Ever since he saw me on the phone, Lev has been acting strangely distant. It is hard for me to reconcile the fact that he’s the same tender, passionate lover who took care of me on the beach—who wants to take care of me when our nights are filled with passion and our days are filled with planning, training, and preparation for what I know will be a monumental confrontation.
It's building. I know it is, and we can both feel the tension, like the climbing clicks of a roller coaster before it reaches the top, revealing the unknown ahead. I can only hope we don’t hurtle to our deaths.
I tried to get him to talk to me, but he won’t, which is totally in line with his character. I suppose I can’t blame him. It looked suspicious. I’m protective of my friend, though, and it matters to me that she trusts me, too.
We are days out before the planned attack on Javier, and Lev has barely been home. I shoot him a text, hoping he can feel my simmering anger.
Are you coming home for dinner?
I don't get a response for an hour.
Maybe.
I slam my phone on the couch and anchor my hands on my hips.
It feels like we are an old, married couple trying to navigate a new season of life, but in reality, we're just trying to figure out who we are—on the brink of something new and life changing.
One moment, I feel as if I can fully trust him. I believe he has my best interest at heart, and the two of us will rule together. Next, I am catching my breath, waiting for the other shoe to drop.
Part of me knows that I have to prove my allegiance to him, but goddamn, I need him to prove his allegiance to me, too.
Whatever.
I pick up my phone and send him another text.
I want an answer. Are you coming home or not?
I don't bother to hide the anger in my tone. I'm still his wife, at the end of the day, whether he trusts me or not, he should answer my texts.
Don't give me shit.
I will give him more than shit. I don’t respond.
When seven o’clock rolls around, I stomp off to the fridge. I spent four hours training today, and I swear I feel every muscle in my body. My calves ache, my back throbs, but I am getting stronger with every day that passes. Javier won't see what hit him. Every time my body wants to give out, every time I want to give up, I think about those women back at home.

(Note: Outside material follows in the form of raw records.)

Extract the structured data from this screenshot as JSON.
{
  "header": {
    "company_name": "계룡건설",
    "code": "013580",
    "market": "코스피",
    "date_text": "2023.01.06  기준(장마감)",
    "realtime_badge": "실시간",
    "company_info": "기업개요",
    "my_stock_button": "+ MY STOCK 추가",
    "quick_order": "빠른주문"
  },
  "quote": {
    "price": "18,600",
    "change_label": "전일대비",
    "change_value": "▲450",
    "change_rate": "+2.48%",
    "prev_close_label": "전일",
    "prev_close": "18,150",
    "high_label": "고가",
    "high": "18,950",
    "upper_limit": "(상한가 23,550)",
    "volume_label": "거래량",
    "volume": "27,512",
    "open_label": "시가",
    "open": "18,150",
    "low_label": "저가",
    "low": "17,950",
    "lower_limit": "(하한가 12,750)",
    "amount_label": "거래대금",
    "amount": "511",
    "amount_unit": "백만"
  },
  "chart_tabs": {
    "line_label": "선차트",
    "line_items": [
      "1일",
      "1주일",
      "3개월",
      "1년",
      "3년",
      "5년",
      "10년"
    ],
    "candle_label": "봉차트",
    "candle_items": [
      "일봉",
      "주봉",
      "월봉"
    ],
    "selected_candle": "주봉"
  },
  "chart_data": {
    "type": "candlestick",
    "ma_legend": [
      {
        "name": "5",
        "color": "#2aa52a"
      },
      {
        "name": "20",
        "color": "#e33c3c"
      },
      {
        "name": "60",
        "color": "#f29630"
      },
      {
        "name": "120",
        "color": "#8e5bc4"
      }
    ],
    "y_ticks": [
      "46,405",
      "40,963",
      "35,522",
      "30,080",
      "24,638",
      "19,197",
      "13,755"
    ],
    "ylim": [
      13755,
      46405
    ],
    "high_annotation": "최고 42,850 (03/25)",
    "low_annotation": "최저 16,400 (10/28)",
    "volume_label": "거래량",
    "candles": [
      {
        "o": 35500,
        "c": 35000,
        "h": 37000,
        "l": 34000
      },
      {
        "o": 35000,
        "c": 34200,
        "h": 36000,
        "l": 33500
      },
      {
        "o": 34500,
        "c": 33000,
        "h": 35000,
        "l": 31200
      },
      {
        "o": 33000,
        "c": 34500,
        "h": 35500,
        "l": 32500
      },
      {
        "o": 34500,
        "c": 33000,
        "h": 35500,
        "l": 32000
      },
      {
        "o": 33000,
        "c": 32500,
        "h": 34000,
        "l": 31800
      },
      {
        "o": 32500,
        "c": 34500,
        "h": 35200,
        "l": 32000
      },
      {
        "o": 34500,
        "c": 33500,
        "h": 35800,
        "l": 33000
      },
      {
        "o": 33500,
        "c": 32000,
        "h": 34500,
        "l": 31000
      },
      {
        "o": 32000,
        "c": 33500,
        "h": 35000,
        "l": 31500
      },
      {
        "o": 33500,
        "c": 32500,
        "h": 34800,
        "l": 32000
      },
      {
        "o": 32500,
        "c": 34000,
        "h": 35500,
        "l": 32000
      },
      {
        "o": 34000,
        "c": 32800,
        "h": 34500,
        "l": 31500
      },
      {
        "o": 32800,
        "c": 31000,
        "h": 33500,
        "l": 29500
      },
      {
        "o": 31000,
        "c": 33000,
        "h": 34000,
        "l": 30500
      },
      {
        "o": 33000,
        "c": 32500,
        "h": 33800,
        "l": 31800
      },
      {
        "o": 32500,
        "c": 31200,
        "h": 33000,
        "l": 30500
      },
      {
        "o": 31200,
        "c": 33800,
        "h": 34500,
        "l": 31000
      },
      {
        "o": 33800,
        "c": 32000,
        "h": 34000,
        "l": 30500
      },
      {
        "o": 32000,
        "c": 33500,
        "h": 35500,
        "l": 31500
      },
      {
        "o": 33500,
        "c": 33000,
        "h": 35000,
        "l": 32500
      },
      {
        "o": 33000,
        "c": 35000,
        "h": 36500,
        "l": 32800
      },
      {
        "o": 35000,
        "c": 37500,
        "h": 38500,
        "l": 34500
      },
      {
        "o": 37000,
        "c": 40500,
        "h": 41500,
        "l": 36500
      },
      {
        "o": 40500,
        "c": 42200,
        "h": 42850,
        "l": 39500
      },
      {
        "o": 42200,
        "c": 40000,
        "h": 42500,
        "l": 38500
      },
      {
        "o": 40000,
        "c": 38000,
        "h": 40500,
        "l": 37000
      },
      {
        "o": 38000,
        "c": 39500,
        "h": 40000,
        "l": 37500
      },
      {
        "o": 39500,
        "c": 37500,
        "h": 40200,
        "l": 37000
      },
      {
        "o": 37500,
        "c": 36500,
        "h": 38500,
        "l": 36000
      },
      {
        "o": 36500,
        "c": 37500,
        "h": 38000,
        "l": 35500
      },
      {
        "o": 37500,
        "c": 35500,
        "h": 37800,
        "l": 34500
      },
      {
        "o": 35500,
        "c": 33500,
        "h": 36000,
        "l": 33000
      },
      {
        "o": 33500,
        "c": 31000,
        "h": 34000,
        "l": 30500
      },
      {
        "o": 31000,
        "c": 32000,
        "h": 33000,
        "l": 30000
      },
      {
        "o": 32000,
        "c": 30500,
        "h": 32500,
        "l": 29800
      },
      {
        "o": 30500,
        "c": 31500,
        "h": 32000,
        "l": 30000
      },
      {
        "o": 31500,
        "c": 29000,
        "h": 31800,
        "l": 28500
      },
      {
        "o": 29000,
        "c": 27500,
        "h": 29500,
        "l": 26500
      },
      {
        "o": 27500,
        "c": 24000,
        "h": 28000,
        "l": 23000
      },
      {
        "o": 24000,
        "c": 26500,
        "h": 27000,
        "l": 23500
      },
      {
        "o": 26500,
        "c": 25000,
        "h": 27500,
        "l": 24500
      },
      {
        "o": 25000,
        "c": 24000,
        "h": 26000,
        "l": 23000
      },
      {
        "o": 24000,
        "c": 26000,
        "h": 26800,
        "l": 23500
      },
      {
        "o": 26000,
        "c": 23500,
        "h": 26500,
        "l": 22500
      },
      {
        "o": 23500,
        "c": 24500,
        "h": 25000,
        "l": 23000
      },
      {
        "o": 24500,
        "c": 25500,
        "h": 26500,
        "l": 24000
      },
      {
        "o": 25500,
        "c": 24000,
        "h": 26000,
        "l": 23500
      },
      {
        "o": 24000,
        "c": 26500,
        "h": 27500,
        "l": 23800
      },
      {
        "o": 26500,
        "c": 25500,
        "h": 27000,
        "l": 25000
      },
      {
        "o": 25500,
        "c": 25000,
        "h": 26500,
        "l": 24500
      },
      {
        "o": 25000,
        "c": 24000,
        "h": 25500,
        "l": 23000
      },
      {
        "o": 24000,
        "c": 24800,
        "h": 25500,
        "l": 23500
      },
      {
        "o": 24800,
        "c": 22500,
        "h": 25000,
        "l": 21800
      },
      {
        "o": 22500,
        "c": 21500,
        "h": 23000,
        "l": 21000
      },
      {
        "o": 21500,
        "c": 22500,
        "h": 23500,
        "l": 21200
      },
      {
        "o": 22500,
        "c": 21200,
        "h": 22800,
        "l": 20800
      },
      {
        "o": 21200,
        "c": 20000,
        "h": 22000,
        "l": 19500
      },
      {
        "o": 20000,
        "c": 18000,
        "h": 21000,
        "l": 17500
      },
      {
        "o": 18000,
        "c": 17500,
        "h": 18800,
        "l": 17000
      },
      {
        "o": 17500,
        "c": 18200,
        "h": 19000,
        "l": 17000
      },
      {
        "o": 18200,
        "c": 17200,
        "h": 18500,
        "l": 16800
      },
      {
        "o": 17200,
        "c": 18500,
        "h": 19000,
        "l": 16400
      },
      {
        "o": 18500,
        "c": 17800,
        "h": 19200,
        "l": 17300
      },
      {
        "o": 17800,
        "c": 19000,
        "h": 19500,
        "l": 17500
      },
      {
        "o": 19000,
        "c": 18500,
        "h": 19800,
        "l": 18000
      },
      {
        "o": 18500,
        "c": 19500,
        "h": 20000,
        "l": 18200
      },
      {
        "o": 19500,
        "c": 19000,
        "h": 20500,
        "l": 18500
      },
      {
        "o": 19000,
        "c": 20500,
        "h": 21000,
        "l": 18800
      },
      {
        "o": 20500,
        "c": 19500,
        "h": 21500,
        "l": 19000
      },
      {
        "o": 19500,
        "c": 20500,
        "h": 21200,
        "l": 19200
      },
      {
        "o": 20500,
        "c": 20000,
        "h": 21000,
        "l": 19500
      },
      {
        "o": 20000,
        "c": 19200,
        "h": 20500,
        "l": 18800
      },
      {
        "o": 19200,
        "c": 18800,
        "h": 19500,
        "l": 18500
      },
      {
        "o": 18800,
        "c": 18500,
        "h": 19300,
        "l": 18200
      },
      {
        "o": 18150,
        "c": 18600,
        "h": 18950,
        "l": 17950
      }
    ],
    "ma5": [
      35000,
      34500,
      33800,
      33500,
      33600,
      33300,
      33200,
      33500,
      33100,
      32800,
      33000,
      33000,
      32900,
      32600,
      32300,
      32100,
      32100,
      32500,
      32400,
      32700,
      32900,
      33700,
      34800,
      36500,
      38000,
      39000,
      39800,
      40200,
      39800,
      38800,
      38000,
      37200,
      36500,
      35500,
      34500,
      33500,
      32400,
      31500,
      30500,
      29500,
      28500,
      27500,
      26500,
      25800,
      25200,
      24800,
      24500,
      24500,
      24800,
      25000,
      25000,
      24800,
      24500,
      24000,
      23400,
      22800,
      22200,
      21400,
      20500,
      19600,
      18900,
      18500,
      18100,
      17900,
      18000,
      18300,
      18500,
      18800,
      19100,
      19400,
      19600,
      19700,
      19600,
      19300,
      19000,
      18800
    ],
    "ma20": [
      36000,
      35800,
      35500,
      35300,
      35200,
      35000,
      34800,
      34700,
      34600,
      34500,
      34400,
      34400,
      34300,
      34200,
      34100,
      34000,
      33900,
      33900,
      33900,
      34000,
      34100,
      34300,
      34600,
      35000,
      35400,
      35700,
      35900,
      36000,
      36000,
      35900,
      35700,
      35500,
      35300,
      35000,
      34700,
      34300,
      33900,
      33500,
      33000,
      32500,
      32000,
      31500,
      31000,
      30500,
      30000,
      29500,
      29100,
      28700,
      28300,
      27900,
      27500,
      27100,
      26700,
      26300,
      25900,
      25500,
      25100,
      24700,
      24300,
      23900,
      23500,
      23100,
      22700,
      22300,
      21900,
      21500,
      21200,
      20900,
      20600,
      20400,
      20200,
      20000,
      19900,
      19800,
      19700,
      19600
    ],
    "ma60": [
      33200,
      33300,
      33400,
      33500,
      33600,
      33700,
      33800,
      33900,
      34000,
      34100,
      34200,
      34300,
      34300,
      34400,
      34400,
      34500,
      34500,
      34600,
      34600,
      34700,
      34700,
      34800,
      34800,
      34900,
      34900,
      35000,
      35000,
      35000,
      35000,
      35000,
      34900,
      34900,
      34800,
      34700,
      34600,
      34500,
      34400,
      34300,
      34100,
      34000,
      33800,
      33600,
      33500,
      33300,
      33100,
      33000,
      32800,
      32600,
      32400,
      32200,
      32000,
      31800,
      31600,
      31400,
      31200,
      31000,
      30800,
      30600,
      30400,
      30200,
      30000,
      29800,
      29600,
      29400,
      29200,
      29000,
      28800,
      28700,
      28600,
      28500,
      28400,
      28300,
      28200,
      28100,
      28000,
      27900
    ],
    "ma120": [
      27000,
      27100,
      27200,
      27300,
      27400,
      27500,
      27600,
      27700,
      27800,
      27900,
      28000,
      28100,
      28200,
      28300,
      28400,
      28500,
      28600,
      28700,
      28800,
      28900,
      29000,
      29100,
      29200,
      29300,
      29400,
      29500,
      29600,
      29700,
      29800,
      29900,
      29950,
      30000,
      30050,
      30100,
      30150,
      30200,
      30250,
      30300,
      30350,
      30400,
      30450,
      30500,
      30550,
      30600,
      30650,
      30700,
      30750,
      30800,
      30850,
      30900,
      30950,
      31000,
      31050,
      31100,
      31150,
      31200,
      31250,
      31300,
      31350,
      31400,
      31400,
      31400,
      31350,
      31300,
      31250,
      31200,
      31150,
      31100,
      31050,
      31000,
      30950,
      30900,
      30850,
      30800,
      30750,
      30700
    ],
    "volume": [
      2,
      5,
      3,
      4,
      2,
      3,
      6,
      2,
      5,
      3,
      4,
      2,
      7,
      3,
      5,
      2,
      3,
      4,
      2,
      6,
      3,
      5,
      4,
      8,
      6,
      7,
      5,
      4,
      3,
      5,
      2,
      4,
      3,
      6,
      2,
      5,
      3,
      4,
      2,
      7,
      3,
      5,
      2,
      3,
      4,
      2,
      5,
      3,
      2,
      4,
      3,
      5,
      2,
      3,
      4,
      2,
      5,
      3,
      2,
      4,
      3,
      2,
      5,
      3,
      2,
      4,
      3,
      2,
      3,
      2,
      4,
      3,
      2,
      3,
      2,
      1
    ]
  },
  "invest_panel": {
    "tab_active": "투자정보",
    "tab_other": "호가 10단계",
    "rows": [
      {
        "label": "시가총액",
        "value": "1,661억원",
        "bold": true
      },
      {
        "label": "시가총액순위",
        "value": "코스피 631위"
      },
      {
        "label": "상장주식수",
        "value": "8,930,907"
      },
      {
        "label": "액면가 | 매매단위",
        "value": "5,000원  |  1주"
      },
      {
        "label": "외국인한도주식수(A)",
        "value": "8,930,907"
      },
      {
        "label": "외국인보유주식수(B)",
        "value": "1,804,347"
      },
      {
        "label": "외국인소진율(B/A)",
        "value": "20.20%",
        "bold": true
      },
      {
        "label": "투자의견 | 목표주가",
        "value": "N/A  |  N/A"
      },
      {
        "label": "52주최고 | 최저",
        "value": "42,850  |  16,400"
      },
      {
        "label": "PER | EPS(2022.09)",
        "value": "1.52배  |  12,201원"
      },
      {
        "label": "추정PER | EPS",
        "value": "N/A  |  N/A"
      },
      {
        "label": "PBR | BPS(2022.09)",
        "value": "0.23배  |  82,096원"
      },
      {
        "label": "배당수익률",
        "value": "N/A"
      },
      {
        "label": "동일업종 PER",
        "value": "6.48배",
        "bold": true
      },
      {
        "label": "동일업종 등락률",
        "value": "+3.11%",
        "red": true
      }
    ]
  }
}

I think about what it will mean when I take my rightful position as head of LSD.
I grab some leftovers, toss them onto a plate, and throw it in the microwave. It beeps a moment later, and I eat without tasting it.
I want this over with. And I want Lev and me on the same page again, goddammit.
Of course, at the back of my mind, a little voice says, Were we ever?
It felt like it on the island. It felt like it when we were cooking together, sharing our hopes and dreams.
Then why the distance now?
I toss the dish into the sink.
"You’re just gonna throw it in the sink? You're not gonna put it in the dishwasher?”
I spin on my heel, angrier that he came into the room without me knowing than I am about his admonishing me for a stupid dirty dish. "Yeah, I do my fair share of dishes around here. It's one fucking dish. When did you get here?"
"Just now. What did you eat for dinner?"
I shrug. "I have no idea."
He looks puzzled. My heart twists at the adorable furrow between his brows and his downturned lips. The shadow of stubble on his chin and the rumble of his voice.
He scratches his belly, and it’s unnervingly boyish.